Santé mentale: Meghan a plus de chance que Diana

Meghan a eu la chance, semble-t-il, de se remettre de sa détresse sans soutien professionnel. Cette chance, dans la vraie vie, peu de gens l’ont.
Meghan a eu la chance, semble-t-il, de se remettre de sa détresse sans soutien professionnel. Cette chance, dans la vraie vie, peu de gens l’ont. Photo AFP
Photo portrait de Josée Legault

Josée Legault

2021-03-10T10:00:00Z

Ma chronique d’hier, fort critique de l’entrevue « choc » du couple doré Meghan et Harry, a suscité de nombreuses réactions. La plupart positives. D’autres, au contraire, y ont vu un manque d’empathie de ma part. Dont l’animateur Patrick Masbourian, dans son émission matinale. 

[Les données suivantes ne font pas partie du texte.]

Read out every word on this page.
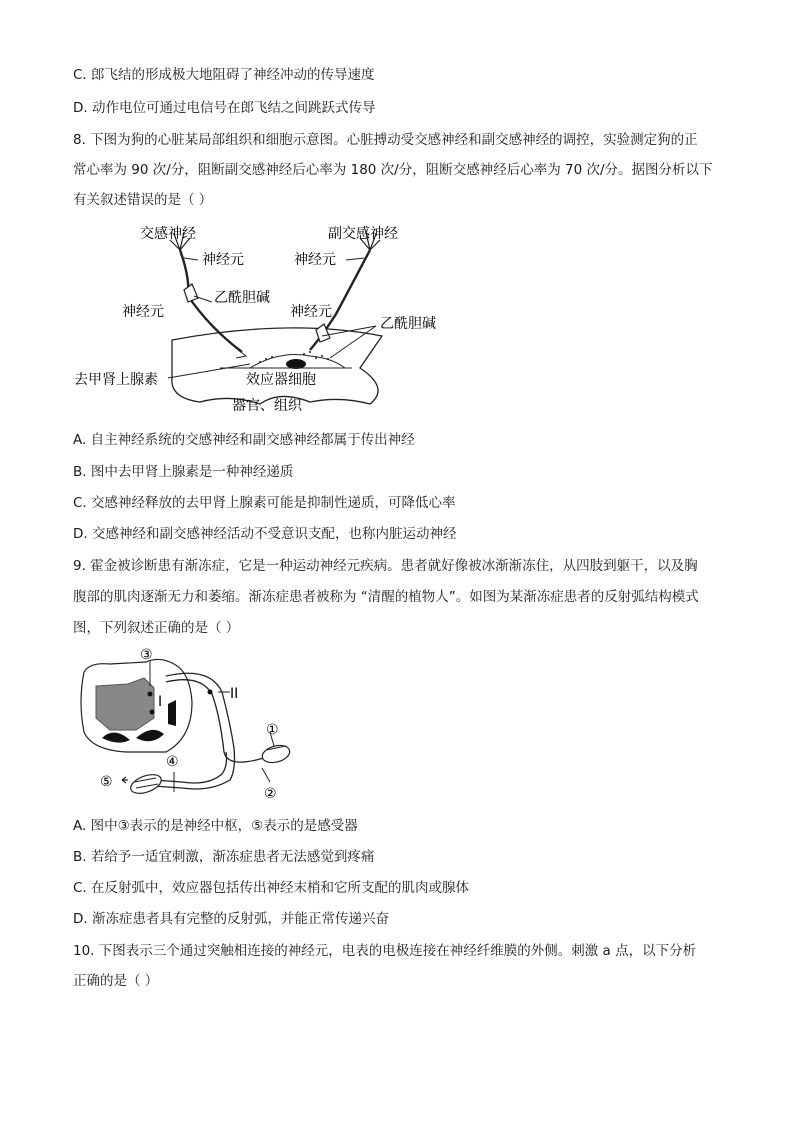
C. 郎飞结的形成极大地阻碍了神经冲动的传导速度
D. 动作电位可通过电信号在郎飞结之间跳跃式传导
8. 下图为狗的心脏某局部组织和细胞示意图。心脏搏动受交感神经和副交感神经的调控，实验测定狗的正
常心率为 90 次/分，阻断副交感神经后心率为 180 次/分，阻断交感神经后心率为 70 次/分。据图分析以下
有关叙述错误的是（ ）
交感神经	副交感神经
神经元	神经元
乙酰胆碱
神经元	神经元
乙酰胆碱
去甲肾上腺素	效应器细胞
器官、组织
A. 自主神经系统的交感神经和副交感神经都属于传出神经
B. 图中去甲肾上腺素是一种神经递质
C. 交感神经释放的去甲肾上腺素可能是抑制性递质，可降低心率
D. 交感神经和副交感神经活动不受意识支配，也称内脏运动神经
9. 霍金被诊断患有渐冻症，它是一种运动神经元疾病。患者就好像被冰渐渐冻住，从四肢到躯干，以及胸
腹部的肌肉逐渐无力和萎缩。渐冻症患者被称为 “清醒的植物人”。如图为某渐冻症患者的反射弧结构模式
图，下列叙述正确的是（ ）
③
I	II
①
④
⑤
②
A. 图中③表示的是神经中枢，⑤表示的是感受器
B. 若给予一适宜刺激，渐冻症患者无法感觉到疼痛
C. 在反射弧中，效应器包括传出神经末梢和它所支配的肌肉或腺体
D. 渐冻症患者具有完整的反射弧，并能正常传递兴奋
10. 下图表示三个通过突触相连接的神经元，电表的电极连接在神经纤维膜的外侧。刺激 a 点，以下分析
正确的是（ ）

Disant comprendre ma critique du côté « spectacle télévisuel » de l’entrevue, il reprochait néanmoins ma référence à la « misère des gens riches et célèbres ». Alors qu’il importe de sensibiliser les gens à la détresse psychologique, il demandait : « Pourquoi, parce qu’on est milliardaire, on n’a pas le droit d’être complètement déprimé et au bord du gouffre ? » 

Et d’ajouter : « Je suis content que Mme Legault s’excuse pour son manque d’empathie dès le début de sa chronique. [...] Critiquer les propos de quelqu’un qui est en détresse, j’ai un gros malaise avec ça. » Sa remarque n’entame en rien mon appréciation de son travail, mais parce qu’il n’est pas le seul à le penser, permettez-moi de revenir sur le sujet. 

D’autant plus que ma chronique ne portait pas sur la détresse passée de Meghan Markle, mais sur les accusations de racisme lancées à la famille royale dans un flou désolant et sur le mercantilisme troublant de l’opération. 

Publicité

Les riches aussi

D’où le manque d’empathie que je confessais avec ironie dans ma chronique. Car les « riches » peuvent souffrir eux aussi de détresse, il va sans dire. Que cette partie du récit de Meghan soit entièrement véridique ou non, le sujet de la santé mentale en soi demeure d’une grande importance.  

Or, loin de Buckingham Palace, y compris ici, le vrai problème est que pour la majorité des gens en dépression ou ayant des pensées suicidaires, l’accès à du soutien psychologique tient souvent de l’impossible. Au privé, c’est trop cher. Au public, l’attente est trop longue. 

Une telle iniquité face à ces souffrances invisibles, comme je l’ai déjà écrit, est injustifiable. Meghan a eu la chance, semble-t-il, de s’en remettre sans soutien professionnel. Cette chance, dans la vraie vie, peu de gens l’ont. 

Je rappelais aussi hier la vie tragique de Lady Diana, mère des princes William et Harry. Loin de tout « spectacle », ses longues années de mariage toxique avec le prince Charles lui ont fait vivre de grandes souffrances, dont l’anorexie et la dépression.

Centré sur lui-même

Sans attendre de l’aide de l’« Institution » de la monarchie, Lady Diana a fini par aller consulter la Dre Susie Orbach, psychanalyste renommée, spécialisée en troubles alimentaires et dépressifs chez les femmes. 

Par la suite, Diana a partagé son récit et son rétablissement de manière répétée, concrète et altruiste. En public comme en privé. Elle a aussi beaucoup écouté les récits des femmes dites « ordinaires » qu’elle allait rencontrer en toute solidarité. 

Ce faisant, elle a su encourager de nombreuses femmes et filles souffrant de dépression ou d’anorexie à chercher de l’aide au lieu d’avoir honte. Si, malgré sa richesse et sa notoriété planétaire, Diana avait pu vivre ce qu’elles vivaient, son message n’en résonnait que plus fortement. 

Des psychologues britanniques avaient même nommé ce phénomène « l’effet Diana ». Les confessions de Meghan sur sa détresse auront-elles le même impact ? Cela dépendra de ce qu’elle en fera ou non à son tour. 

Pour le moment, le côté « spectacle » lucratif et centré sur lui-même n’en domine pas moins l’entrevue « choc » du couple.